Personal information
- Full name: Alma Maria Pérez Parrado
- Born: 21 December 2001 (age 24)

Sport
- Sport: Taekwondo

Medal record
Representing Spain
European Games
| Silver medal – second place | 2023 Kraków-Małopolska | 53 kg |
World University Games
| Bronze medal – third place | 2021 Chengdu | 53 kg |

= Alma Pérez =

Spanish taekwondo practitioner (born 2000)

Alma Maria Pérez Parrado (born 21 December 2001) is a Spanish taekwondo practitioner.

==Career==
Perez won the silver medal at the World Taekwondo Women's Open Championships held in Saudi Arabia's capital Riyadh in 2021, facing Merve Dinçel in the final. She started the event as the seventh seed and defeated double Olympic medalist Tijana Bogdanovic on her way to the final.

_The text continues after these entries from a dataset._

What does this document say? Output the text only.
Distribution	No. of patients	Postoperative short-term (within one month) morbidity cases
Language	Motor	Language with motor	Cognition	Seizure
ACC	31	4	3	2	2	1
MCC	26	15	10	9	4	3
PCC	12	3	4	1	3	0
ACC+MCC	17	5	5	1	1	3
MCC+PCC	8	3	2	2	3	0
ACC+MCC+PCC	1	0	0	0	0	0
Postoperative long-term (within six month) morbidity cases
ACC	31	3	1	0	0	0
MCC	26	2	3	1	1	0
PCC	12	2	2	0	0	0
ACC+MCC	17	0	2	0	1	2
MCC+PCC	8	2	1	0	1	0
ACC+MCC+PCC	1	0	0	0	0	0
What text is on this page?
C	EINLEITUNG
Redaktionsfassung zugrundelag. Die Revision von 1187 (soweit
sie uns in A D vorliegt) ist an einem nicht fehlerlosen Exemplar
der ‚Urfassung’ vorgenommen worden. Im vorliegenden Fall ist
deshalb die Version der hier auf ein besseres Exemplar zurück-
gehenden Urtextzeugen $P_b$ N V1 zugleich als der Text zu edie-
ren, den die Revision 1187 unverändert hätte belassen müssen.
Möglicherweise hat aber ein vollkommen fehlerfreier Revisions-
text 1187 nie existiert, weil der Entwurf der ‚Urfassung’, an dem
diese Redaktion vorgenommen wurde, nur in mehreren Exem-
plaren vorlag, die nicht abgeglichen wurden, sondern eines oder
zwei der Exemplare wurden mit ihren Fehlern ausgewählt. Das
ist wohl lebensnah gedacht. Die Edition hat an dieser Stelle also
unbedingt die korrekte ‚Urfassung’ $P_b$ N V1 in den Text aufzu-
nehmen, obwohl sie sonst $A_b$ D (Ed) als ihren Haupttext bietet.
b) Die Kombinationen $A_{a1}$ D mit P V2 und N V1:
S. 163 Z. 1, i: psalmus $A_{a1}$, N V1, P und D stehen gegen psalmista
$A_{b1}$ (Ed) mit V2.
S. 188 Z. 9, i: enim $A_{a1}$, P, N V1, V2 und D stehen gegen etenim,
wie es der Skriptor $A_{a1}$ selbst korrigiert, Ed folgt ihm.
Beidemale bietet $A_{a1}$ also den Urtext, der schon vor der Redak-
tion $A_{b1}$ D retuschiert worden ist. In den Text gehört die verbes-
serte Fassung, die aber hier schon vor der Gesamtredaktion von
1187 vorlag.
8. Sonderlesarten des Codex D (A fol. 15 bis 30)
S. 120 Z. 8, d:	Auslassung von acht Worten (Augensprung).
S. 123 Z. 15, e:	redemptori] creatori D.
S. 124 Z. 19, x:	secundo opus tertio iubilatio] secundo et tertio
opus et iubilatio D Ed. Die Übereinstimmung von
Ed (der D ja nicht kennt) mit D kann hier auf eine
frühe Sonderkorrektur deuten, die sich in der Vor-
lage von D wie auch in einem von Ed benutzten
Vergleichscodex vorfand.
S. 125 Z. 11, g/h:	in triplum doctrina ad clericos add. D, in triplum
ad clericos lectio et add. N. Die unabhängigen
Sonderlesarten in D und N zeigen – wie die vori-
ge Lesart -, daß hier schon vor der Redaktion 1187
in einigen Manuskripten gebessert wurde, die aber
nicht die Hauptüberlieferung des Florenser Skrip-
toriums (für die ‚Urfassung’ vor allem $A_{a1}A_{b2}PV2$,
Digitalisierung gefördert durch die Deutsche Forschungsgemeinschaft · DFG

Perez was a bronze medalist at the delayed 2021 Summer World University Games held in August 2023 in Chengdu, China, in the women's 53 kg division. That year, she was also a medalist at the 2023 European Games in the women's 53 kg division, winning silver in Kraków after facing Croatia's Ivana Duvancic in the final.

Perez was selected to represent Spain at the 2025 World Taekwondo Championships in Wuxi, China, in the women's bantamweight division in October 2025.

==Personal life==
She is from A Barbanza and trained at Castado Taekwondo Boiro in Boiro, Galicia. She studied at the Autonomous University of Barcelona.